In that case, Zayouna was representing a client who was hit by a TTC streetcar in 2009. The lawyer said his client had told him to “deal with her father” about her personal injury case while she was away attending school. The client later disputed Zayouna’s handling of the case and alleged the lawyer agreed to a $12,500 settlement on her behalf without her instructions.

Zayouna maintained the instructions came from her father, but were unwritten.

In a recent decision, the Divisional Court found it wasn’t up to the motion judge to decide whether instructions were properly received.

“In this case, the plaintiff was of full age and capacity and there was no doubt she had retained Mr. Zayouna to represent her. The terms of the agreement accepted by Mr. Zayouna are also clear,” wrote Molloy.

“Therefore the normal practice, as noted in Scherer v. Paletta, is that the court will not embark upon any inquiry as to the instructions passing from the client to the solicitor. It is unfortunate that the motion judge in this case did embark on the exercise of making findings of fact.”

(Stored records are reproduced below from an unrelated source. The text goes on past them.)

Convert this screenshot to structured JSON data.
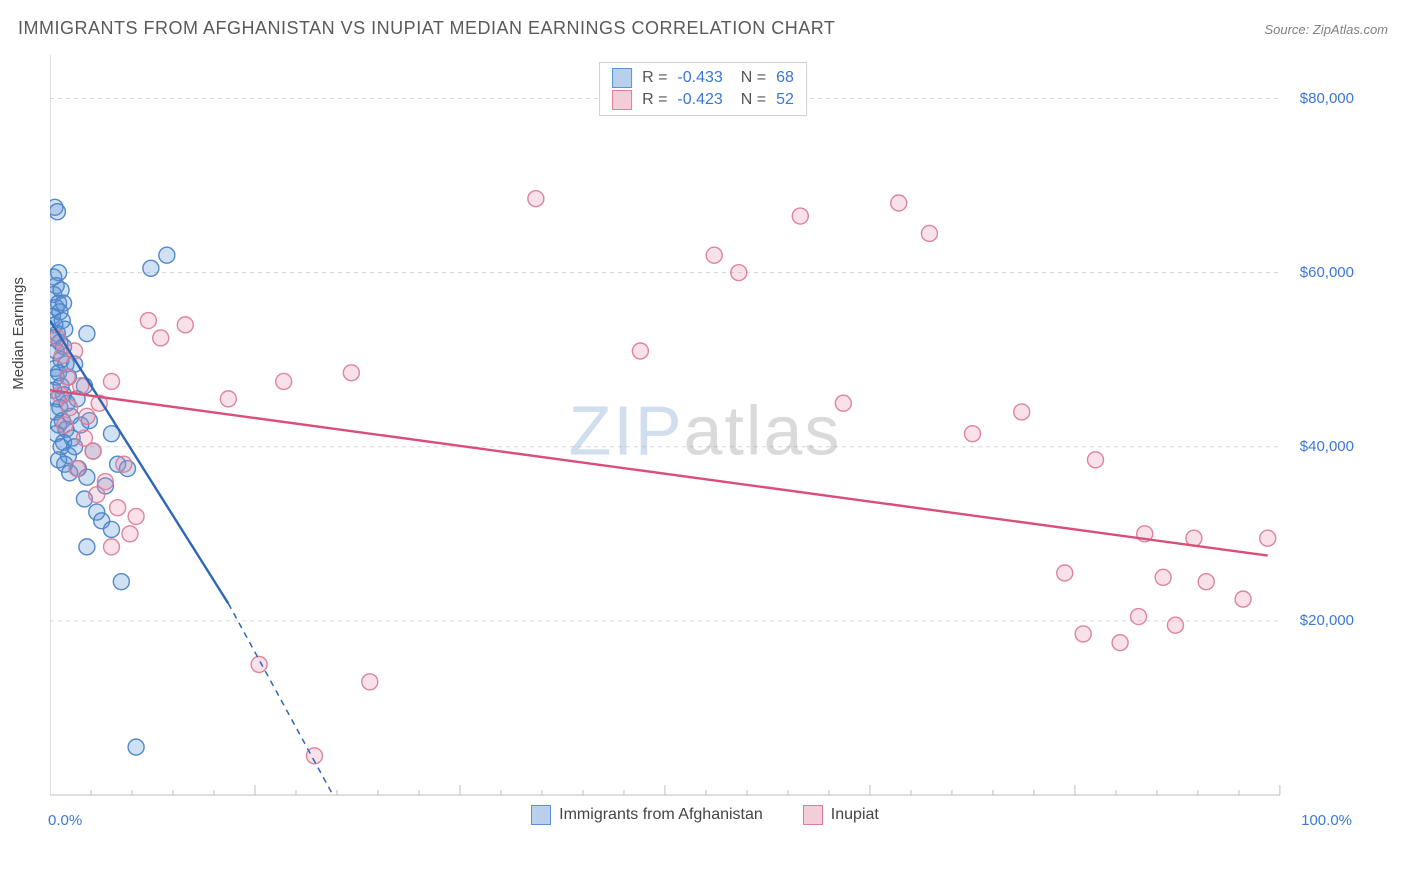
{
  "header": {
    "title": "IMMIGRANTS FROM AFGHANISTAN VS INUPIAT MEDIAN EARNINGS CORRELATION CHART",
    "source_label": "Source: ZipAtlas.com"
  },
  "watermark": {
    "prefix": "ZIP",
    "suffix": "atlas"
  },
  "chart": {
    "type": "scatter",
    "ylabel": "Median Earnings",
    "xlim": [
      0,
      100
    ],
    "ylim": [
      0,
      85000
    ],
    "background_color": "#ffffff",
    "grid_color": "#d6d6d6",
    "axis_color": "#cccccc",
    "tick_color": "#bdbdbd",
    "label_color": "#3a78d6",
    "x_ticks_minor_step": 3.333,
    "y_gridlines": [
      20000,
      40000,
      60000,
      80000
    ],
    "y_tick_labels": [
      "$20,000",
      "$40,000",
      "$60,000",
      "$80,000"
    ],
    "x_tick_labels": {
      "min": "0.0%",
      "max": "100.0%"
    },
    "marker_radius": 8,
    "marker_fill_opacity": 0.28,
    "marker_stroke_opacity": 0.95,
    "marker_stroke_width": 1.4,
    "trend_line_width": 2.4,
    "series": [
      {
        "name": "Immigrants from Afghanistan",
        "color": "#5b93d6",
        "stroke_color": "#4b83c6",
        "line_color": "#2e67b8",
        "R": "-0.433",
        "N": "68",
        "trend": {
          "x0": 0,
          "y0": 54500,
          "x1": 14.5,
          "y1": 22000,
          "dash_to_x": 23,
          "dash_to_y": 0
        },
        "points": [
          [
            0.4,
            67500
          ],
          [
            0.6,
            67000
          ],
          [
            0.3,
            59500
          ],
          [
            0.7,
            60000
          ],
          [
            0.5,
            58500
          ],
          [
            0.3,
            57500
          ],
          [
            0.9,
            58000
          ],
          [
            0.7,
            56500
          ],
          [
            0.5,
            56000
          ],
          [
            1.1,
            56500
          ],
          [
            0.2,
            55000
          ],
          [
            0.8,
            55500
          ],
          [
            0.4,
            54000
          ],
          [
            1.0,
            54500
          ],
          [
            0.6,
            53000
          ],
          [
            0.3,
            52500
          ],
          [
            1.2,
            53500
          ],
          [
            0.8,
            52000
          ],
          [
            0.5,
            51000
          ],
          [
            1.1,
            51500
          ],
          [
            3.0,
            53000
          ],
          [
            0.9,
            50000
          ],
          [
            0.4,
            49000
          ],
          [
            1.3,
            49500
          ],
          [
            0.7,
            48500
          ],
          [
            2.0,
            49500
          ],
          [
            0.5,
            48000
          ],
          [
            1.5,
            48000
          ],
          [
            0.9,
            47000
          ],
          [
            0.3,
            46500
          ],
          [
            1.1,
            46000
          ],
          [
            2.8,
            47000
          ],
          [
            0.6,
            45500
          ],
          [
            1.4,
            45000
          ],
          [
            0.8,
            44500
          ],
          [
            2.2,
            45500
          ],
          [
            0.4,
            44000
          ],
          [
            1.7,
            43500
          ],
          [
            1.0,
            43000
          ],
          [
            3.2,
            43000
          ],
          [
            0.7,
            42500
          ],
          [
            1.3,
            42000
          ],
          [
            2.5,
            42500
          ],
          [
            0.5,
            41500
          ],
          [
            1.8,
            41000
          ],
          [
            1.1,
            40500
          ],
          [
            0.9,
            40000
          ],
          [
            2.0,
            40000
          ],
          [
            3.5,
            39500
          ],
          [
            1.5,
            39000
          ],
          [
            0.7,
            38500
          ],
          [
            1.2,
            38000
          ],
          [
            5.0,
            41500
          ],
          [
            2.3,
            37500
          ],
          [
            1.6,
            37000
          ],
          [
            3.0,
            36500
          ],
          [
            5.5,
            38000
          ],
          [
            4.5,
            35500
          ],
          [
            6.3,
            37500
          ],
          [
            2.8,
            34000
          ],
          [
            3.8,
            32500
          ],
          [
            4.2,
            31500
          ],
          [
            5.0,
            30500
          ],
          [
            3.0,
            28500
          ],
          [
            5.8,
            24500
          ],
          [
            8.2,
            60500
          ],
          [
            7.0,
            5500
          ],
          [
            9.5,
            62000
          ]
        ]
      },
      {
        "name": "Inupiat",
        "color": "#e695ac",
        "stroke_color": "#dd7d99",
        "line_color": "#d94f7a",
        "R": "-0.423",
        "N": "52",
        "trend": {
          "x0": 0,
          "y0": 46500,
          "x1": 99,
          "y1": 27500
        },
        "points": [
          [
            0.6,
            52500
          ],
          [
            1.0,
            50500
          ],
          [
            1.4,
            48000
          ],
          [
            0.8,
            46000
          ],
          [
            2.0,
            51000
          ],
          [
            1.6,
            44500
          ],
          [
            2.5,
            47000
          ],
          [
            1.2,
            42500
          ],
          [
            3.0,
            43500
          ],
          [
            2.8,
            41000
          ],
          [
            4.0,
            45000
          ],
          [
            3.5,
            39500
          ],
          [
            5.0,
            47500
          ],
          [
            2.2,
            37500
          ],
          [
            4.5,
            36000
          ],
          [
            3.8,
            34500
          ],
          [
            6.0,
            38000
          ],
          [
            5.5,
            33000
          ],
          [
            8.0,
            54500
          ],
          [
            7.0,
            32000
          ],
          [
            6.5,
            30000
          ],
          [
            5.0,
            28500
          ],
          [
            9.0,
            52500
          ],
          [
            11.0,
            54000
          ],
          [
            14.5,
            45500
          ],
          [
            19.0,
            47500
          ],
          [
            24.5,
            48500
          ],
          [
            17.0,
            15000
          ],
          [
            26.0,
            13000
          ],
          [
            21.5,
            4500
          ],
          [
            48.0,
            51000
          ],
          [
            54.0,
            62000
          ],
          [
            56.0,
            60000
          ],
          [
            39.5,
            68500
          ],
          [
            61.0,
            66500
          ],
          [
            64.5,
            45000
          ],
          [
            69.0,
            68000
          ],
          [
            71.5,
            64500
          ],
          [
            75.0,
            41500
          ],
          [
            79.0,
            44000
          ],
          [
            82.5,
            25500
          ],
          [
            85.0,
            38500
          ],
          [
            84.0,
            18500
          ],
          [
            87.0,
            17500
          ],
          [
            88.5,
            20500
          ],
          [
            89.0,
            30000
          ],
          [
            90.5,
            25000
          ],
          [
            91.5,
            19500
          ],
          [
            93.0,
            29500
          ],
          [
            94.0,
            24500
          ],
          [
            97.0,
            22500
          ],
          [
            99.0,
            29500
          ]
        ]
      }
    ]
  },
  "bottom_legend": [
    {
      "label": "Immigrants from Afghanistan",
      "fill": "#b8d0ec",
      "stroke": "#5b93d6"
    },
    {
      "label": "Inupiat",
      "fill": "#f3cdd8",
      "stroke": "#dd7d99"
    }
  ]
}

The lower court’s findings were “particularly problematic” given they were based so on contested affidavit evidence and without the benefit of a full hearing, said the ruling.

Although Zayouna has already paid the costs ordered against him, he says he is “pleased” with the court’s decision.

“We are pleased with the decision of [the Divisional Court],” he says. “It speaks for itself.”

The Divisional Court also overturned the motion judge’s finding that the TTC’s claims adjuster should have known Zayouna was agreeing to the settlement without instructions from his client. In a sternly worded ruling, Molloy said the motion judge’s findings on that matter were entirely flawed.

“The motion judge relied upon the use of the passive voice by Mr. Zayouna and the fact that Mr. Zayouna accepted the offer within ten minutes of receiving the email as factors that should have caused the TTC claims adjuster to be concerned about whether Mr. Zayouna had authority to bind his client,” Molloy said. “In my view, neither of these factors are at all unusual and do not provide any basis for the TTC adjuster to have been concerned.”

The motion judge’s inference that the claims officer should have been concerned was “unreasonable” and “without any support in the evidence or in the established case law,” Molloy said.

“The motion judge’s ruling is also inconsistent with the manner in which lawyers in Ontario do, and should, conduct themselves in negotiating settlements of civil actions,” she said. “It sends the entirely wrong message to lawyer about their responsibilities in this situations.”

Molloy added that lawyers do not need to advise the other side that they have received instructions in order to settle for a particular amount offered.

“It is open to the lawyer to simply make an offer or accept an offer. The lawyer’s authority in that situation is understood, because the lawyer always has ostensible authority to act for his client, in the absence of some communicated limitation."

“In this case, Mr. Zayouna actually said he had instructions, which was more than he was required to say for the other side to understand that its offer had been accepted and would be binding on the plaintiff.”